La città, spesso frenetica, che non ti lascia pensare, in questo caso ha lasciato il passo a uno stile di vita più rispettoso di sé stessi, dove lo scandire del tempo non era regolato dagli orari di lavoro, ma da una vita più semplice, meno aggressiva, dove è stato possibile riscoprire i rapporti umani e i valori veri della vita.

Nei centri storici, da Lecce a Roma a Milano, i centri storici sono dominati dal fenomeno del cosiddetto tavolo selvaggio, che specialmente nelle ore serali e notturne provoca fenomeni che incidono sulla vivibilità, il decoro e l’igiene. Secondo lei si può risolvere e come la contraddizione reale tra le esigenze della vivibilità e dell’appeal dei centri storici e le esigenze economiche degli operatori commerciali?

Tavolo selvaggio è un problema delle città in generale, non solo dei centri storici, piccoli o grandi. È un problema diffuso, derivato dalla necessità di aggirare l’emergenza sanitaria per favorire la ripresa economica delle attività commerciali e della ristorazione. Solo che ora andrebbe fatto l’inverso e ripristinato lo stato precedente. È diventato un percorso a ostacoli e chi ne paga le conseguenze è il cittadino.

Come si risolve il problema? Con il solito caso per caso, cercando di capire le esigenze del singolo centro storico, delle sue necessità, attraverso una pianificazione organica e non casuale, lasciata all’inventiva del singolo gestore di attività economiche.

La rigenerazione, la riqualificazione dei centri storici non dovrebbe essere anzitutto una rigenerazione culturale?

Si deve capire esattamente questo.

La rigenerazione urbana non passa per la demolizione dell’edilizia storica e la ricostruzione di edilizia intensiva, a uso e consumo di pochi, allo svuotamento dei palazzi storici cambiando loro destinazione d’uso trasformandoli in ricettività alberghiera diffusa, che porta a una rilettura moderna della città storica, snaturandone le qualità.

La rigenerazione deve passare necessariamente per un uso compatibile con le necessità della popolazione, da questo il richiamo alla Convenzione di Faro (è del 2005, ma l’Italia l’ha ratificata nel 2020, NdR),  dove i cittadini siano gli attori principali delle scelte da operare. Italia Nostra ha portato avanti con grande successo un progetto di restauro partecipato, nell’area delle Terme di Petriolo (SI).

La popolazione, memoria storica del territorio, ha dato quelle indicazioni utili alla fase propedeutica della progettazione, da cui sono derivati non solo progetti singoli, ma anche percorsi nel territorio per valorizzarlo e inserirlo in un sistema di percorsi turistici, che portano anche alla riqualificazione delle piccole attività economiche presenti nel territorio.

Del destino e  del rilancio dei centri storici debbono occuparsi solo le amministrazioni comunali o anche, come questo convegno del resto suggerisce, la società civile, le Regioni, il Governo?

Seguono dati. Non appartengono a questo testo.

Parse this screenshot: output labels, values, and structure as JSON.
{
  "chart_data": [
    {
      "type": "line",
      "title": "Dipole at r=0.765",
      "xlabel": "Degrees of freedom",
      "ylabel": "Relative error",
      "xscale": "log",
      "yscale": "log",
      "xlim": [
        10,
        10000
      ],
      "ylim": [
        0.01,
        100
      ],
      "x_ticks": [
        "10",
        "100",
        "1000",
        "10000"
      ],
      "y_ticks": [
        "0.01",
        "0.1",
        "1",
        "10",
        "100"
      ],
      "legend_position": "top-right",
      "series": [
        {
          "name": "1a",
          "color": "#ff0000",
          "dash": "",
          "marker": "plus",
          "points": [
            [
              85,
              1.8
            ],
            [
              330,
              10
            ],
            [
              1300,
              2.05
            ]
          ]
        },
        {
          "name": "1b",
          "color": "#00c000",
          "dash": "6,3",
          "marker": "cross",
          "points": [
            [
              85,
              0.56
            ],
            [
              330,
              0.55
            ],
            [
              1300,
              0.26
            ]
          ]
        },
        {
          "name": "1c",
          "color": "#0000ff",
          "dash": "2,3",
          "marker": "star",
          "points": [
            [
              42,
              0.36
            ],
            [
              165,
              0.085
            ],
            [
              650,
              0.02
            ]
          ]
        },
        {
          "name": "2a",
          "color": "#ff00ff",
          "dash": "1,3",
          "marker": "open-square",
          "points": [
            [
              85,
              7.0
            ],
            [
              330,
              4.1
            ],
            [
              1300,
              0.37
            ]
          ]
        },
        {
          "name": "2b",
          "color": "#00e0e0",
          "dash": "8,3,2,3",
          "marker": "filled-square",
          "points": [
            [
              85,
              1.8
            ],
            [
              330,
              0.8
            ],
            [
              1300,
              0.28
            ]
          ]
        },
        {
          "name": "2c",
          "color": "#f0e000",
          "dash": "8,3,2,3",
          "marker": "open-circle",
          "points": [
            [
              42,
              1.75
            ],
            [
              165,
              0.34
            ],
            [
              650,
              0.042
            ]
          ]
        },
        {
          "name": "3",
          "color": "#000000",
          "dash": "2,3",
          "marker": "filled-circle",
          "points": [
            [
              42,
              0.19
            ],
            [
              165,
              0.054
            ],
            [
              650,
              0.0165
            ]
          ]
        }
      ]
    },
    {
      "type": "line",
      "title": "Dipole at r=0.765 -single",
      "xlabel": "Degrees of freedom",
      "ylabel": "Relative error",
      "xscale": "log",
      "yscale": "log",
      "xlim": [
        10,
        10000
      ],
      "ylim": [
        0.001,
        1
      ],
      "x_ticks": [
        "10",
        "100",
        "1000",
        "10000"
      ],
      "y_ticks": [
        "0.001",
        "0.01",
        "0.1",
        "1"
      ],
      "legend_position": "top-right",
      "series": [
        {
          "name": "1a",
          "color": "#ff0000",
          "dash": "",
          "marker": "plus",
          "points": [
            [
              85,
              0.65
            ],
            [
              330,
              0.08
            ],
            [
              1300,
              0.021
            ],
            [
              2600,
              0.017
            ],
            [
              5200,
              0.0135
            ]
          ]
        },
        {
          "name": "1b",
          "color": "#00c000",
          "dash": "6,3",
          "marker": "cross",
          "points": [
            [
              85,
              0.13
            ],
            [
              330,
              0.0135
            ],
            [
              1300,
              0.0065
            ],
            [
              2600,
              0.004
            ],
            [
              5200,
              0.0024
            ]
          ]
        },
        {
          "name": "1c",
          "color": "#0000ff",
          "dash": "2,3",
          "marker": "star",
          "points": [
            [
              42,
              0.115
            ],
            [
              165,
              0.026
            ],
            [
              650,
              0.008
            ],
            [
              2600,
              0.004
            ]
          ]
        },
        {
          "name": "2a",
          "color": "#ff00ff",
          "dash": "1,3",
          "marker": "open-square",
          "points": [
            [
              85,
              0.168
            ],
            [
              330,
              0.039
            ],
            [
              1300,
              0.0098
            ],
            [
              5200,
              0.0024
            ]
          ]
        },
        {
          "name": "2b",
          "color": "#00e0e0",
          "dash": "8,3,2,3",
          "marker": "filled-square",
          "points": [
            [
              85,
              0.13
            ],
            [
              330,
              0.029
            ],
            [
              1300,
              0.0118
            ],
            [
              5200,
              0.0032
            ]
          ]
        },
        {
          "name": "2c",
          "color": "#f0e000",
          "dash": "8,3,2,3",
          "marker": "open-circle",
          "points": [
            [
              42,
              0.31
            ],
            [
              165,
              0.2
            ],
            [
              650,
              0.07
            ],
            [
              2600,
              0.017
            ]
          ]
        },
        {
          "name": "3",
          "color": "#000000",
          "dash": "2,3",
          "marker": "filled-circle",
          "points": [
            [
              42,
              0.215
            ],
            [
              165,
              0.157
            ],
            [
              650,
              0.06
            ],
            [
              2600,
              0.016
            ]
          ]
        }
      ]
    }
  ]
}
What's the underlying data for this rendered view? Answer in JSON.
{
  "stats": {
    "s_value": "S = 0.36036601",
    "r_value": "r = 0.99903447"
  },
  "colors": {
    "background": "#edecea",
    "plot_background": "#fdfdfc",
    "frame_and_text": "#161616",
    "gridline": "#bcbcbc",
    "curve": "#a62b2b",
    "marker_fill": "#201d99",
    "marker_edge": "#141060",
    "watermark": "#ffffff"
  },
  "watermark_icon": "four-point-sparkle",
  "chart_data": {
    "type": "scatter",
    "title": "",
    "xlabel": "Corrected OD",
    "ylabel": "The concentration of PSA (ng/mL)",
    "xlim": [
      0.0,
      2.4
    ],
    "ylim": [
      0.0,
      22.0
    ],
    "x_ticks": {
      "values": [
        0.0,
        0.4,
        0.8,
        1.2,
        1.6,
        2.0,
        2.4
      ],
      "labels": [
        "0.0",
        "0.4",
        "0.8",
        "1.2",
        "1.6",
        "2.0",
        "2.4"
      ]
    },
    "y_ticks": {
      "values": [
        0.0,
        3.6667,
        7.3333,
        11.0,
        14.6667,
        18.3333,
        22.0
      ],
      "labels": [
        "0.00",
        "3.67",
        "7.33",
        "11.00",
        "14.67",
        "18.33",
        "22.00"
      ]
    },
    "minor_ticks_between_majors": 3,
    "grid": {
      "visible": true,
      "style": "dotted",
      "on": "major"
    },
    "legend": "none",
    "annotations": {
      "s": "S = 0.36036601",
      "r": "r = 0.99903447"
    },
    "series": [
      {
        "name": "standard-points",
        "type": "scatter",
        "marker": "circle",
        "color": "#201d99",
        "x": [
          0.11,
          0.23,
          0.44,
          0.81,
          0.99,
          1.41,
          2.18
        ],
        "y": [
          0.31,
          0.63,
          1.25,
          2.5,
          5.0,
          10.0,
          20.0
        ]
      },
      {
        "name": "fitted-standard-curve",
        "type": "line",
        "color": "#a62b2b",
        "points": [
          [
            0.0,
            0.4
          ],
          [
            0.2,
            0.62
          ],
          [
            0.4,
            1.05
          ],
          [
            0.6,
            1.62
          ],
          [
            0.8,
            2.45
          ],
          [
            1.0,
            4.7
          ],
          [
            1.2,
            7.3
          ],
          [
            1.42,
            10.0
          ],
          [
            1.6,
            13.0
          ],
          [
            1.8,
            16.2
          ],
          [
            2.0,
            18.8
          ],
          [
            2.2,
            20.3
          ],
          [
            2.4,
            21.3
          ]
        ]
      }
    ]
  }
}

Le amministrazioni locali sono la base che lancia gli spunti per la definizione dei progetti, attraverso la partecipazione del territorio, quindi della Società civile. Le Regioni e lo Stato devono avere il loro ruolo, ma con cognizione di causa. Il rischio è quello che si finanzino progetti con milioni di euro, come ha dimostrato recentemente il PNRR, che non riescano a essere gestiti da amministrazioni piccole che hanno bilanci di qualche milione di euro e dove contributi molto alti rischiano di non riuscire a essere gestiti. In questo senso, lo Stato, prima, le Regioni poi, dovrebbero farsi garanti, dando quell’aiuto nella gestione dei fondi, per favorire il loro reale investimento senza il rischio che eventuali perenzioni possano farli perdere o, peggio, una mala loro gestione.